David Cameron’s father left assets offshore in the tax haven of Jersey when he died more than four years ago, it was reported on Thursday night.
The move emerged after Channel 4 News obtained a “grant of probate” filed in Jersey which was attached to Ian Cameron’s English will. Lawyers said the document would only have been filed if his assets in Jersey were worth more than £10,000.
The stockbroker, who died of a stroke in 2010 at the age of 77, had helped to run a multi-million pound investment fund on the island until 2009. He left £2.7m in his will, of which his son received £300,000.
A spokesman for the Prime Minister said he knew nothing about the writing of the will and full inheritance tax was paid on his late father’s estate.
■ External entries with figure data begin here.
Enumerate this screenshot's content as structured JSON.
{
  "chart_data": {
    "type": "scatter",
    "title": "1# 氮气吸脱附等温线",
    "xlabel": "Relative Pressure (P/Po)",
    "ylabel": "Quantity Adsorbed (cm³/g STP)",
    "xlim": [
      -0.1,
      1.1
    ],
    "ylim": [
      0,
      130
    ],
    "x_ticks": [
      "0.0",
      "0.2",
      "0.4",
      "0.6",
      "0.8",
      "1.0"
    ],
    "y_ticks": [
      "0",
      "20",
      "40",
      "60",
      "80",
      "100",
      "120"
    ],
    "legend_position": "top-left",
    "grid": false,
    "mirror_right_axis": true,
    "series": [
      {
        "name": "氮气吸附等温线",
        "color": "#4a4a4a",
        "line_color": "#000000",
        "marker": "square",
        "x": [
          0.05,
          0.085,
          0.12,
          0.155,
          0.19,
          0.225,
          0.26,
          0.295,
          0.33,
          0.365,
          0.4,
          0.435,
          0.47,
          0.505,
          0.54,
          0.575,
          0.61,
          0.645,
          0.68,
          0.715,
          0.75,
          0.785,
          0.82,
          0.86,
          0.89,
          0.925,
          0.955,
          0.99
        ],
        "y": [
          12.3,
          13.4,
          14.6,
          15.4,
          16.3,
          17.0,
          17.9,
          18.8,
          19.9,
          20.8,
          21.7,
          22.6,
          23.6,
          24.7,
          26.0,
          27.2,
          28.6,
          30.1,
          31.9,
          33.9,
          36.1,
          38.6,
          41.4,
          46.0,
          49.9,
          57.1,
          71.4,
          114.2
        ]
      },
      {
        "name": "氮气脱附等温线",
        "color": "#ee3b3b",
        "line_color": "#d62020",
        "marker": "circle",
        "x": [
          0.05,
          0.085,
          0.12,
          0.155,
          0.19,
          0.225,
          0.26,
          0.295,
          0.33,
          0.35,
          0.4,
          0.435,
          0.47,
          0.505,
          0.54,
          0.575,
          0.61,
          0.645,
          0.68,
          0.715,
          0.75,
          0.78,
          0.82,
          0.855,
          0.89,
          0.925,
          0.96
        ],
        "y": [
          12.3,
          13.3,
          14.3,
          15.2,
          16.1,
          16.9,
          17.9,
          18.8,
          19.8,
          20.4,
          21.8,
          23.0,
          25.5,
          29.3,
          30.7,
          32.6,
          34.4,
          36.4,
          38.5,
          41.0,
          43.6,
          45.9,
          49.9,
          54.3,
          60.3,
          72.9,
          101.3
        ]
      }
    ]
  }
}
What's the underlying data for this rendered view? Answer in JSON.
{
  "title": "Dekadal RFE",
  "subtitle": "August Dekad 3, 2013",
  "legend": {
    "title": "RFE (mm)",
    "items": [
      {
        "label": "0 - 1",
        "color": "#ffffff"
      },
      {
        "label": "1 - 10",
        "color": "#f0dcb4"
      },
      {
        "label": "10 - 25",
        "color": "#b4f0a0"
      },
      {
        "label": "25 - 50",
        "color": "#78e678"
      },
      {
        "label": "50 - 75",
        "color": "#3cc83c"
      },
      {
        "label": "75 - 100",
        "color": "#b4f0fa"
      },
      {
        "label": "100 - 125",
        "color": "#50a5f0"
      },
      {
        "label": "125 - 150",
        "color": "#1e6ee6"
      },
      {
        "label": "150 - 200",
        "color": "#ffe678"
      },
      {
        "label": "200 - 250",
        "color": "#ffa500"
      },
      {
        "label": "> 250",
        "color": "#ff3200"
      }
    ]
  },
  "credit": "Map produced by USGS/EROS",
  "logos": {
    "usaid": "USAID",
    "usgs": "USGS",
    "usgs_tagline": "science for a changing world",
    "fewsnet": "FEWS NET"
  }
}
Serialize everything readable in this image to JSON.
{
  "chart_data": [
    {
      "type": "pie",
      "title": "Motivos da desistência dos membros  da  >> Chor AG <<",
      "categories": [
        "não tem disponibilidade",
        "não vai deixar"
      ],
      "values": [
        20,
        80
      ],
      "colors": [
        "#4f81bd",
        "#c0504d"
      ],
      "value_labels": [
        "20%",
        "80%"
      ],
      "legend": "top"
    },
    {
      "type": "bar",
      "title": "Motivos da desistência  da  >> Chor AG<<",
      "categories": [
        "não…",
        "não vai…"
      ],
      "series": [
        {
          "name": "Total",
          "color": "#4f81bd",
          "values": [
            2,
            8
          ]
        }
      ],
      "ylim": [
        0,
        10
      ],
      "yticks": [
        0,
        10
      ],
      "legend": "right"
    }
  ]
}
The grant of probate was filed with Jersey’s Royal Court in March 2011, six months after Mr Cameron died. It names his widow Mary, his son Alex and his daughter Tania as executors.
Mark Renouf, a partner in the Jersey law firm Hanson Renouf Advocates, told Channel 4 News: “The only reason to have that document is because there are some assets situated in Jersey."
We can’t tell from the documentation, which is very normal, how much those assets were worth, except to say that there is no point in doing this if they were valued at less than £10,000, because you don’t need to have a grant of probate under that value.
Mr Renouf said the structure of the will meant any Jersey assets would go to Mary Cameron. There is no suggestion of any illegality or wrongdoing by Ian Cameron or his family.